Man sentenced for role in vape store robbery
WARREN — A Cortland man received three years of probation and was credited for serving 60 days in jail earlier this week in Trumbull County Common Pleas Court after he pleaded guilty in late January to one count of third-degree robbery.
Kelly Sexton, 19, and his co-defendant, Alivia Spitzer, acted as the getaway drivers for the juvenile who robbed the Vapor Kings store on Elm Road NE in Warren with a fake gun on July 14. Spitzer was sentenced to probation last week.
The suspect, whose name was never released, was sentenced in juvenile court for riding up to the store on a motorized scooter, entering the store and showing a pistol to the store clerk before demanding items.
Sexton, who was 18 at the time of the robbery, was facing a first-degree felony aggravated robbery charge in the case, but prosecutors amended the charge to a third-degree robbery in exchange for his guilty plea. He could have received three years in prison.
According to a Warren police report, on July 14, 2025, a young male wearing a black hooded sweatshirt, tight black sweatpants and a black ski mask entered the store just before noon. The suspect, who had a pistol tucked in his waistband, demanded age-restricted items, including two jars of hemp flower and a carton of cigarillos.
When the store employee asked for identification, the suspect lifted his hooded sweatshirt to show the gun and threatened the employee to not make any moves. The suspect then fled on a motorized scooter toward the Giant Eagle plaza.
A witness told police he was standing close to the suspect during the robbery and could identify him by his bright eyes and pale skin, as well as his “distinctive voice.” Police reviewed security footage from Vapor Kings and Giant Eagle.
Also sentenced earlier this week were:
• Gerald J. Jones Jr., 35, of Bank Street NE, Warren, was sentenced to an indefinite four- to six-year prison term after pleading guilty Dec. 10 to two second-degree felony kidnapping and one fourth-degree grand theft felony. The case involved a July 11 incident at the Save-A-Lot parking lot in Warren, where a woman reported her vehicle was stolen with her juvenile children inside.

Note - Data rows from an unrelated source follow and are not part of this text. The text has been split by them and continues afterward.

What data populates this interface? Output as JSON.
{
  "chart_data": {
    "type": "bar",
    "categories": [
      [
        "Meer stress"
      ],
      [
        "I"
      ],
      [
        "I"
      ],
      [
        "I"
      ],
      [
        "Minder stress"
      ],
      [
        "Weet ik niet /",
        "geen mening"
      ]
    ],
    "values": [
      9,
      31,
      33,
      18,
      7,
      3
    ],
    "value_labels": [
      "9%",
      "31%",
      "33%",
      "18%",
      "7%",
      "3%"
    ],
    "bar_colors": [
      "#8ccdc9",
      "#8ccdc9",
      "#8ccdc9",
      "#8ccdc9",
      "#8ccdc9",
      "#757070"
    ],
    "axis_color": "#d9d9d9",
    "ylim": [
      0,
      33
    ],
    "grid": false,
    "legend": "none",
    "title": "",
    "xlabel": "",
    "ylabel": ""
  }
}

Jones was declared a violent offender and must register to a database once per year for 10 years once he is released from prison.
• Amiyah Clinkscale, 20, Tyrell Avenue, Youngstown, was sentenced to an indefinite three to four-and-a-half-year prison sentence after being convicted Feb. 5 of two counts of felonious assault, second-degree felonies. The case originated in July when two people were fighting in the parking lot of a gas station at Kenilworth and Woodbine Avenues and Clinkscale drove her vehicle through the crowd of people, resulting in three people being injured, but not seriously.
The judge cited an aggravated battery charge for the defendant when she was age 13 in Florida and a pending fleeing and eluding charge in Pennsylvania in denying probation for her.
• Kyle McMahan, 25, St. John Avenue, Niles, received an indefinite two- to three-year prison sentence after being found guilty by a Trumbull County jury in mid-January of a second-degree felonious assault charge. McMahan, after a two-day trial, was convicted of assaulting a neighbor with a baseball bat after the neighbor set off fireworks near his home during a July 4 holiday celebration.
The neighbor, who was struck on the side of the head, delivered a victim’s impact statement talking about his head injuries that resulted in a loss of hearing and trauma to his teenage daughter, who witnessed the attack.
McMahan could have received up to 12 years in prison.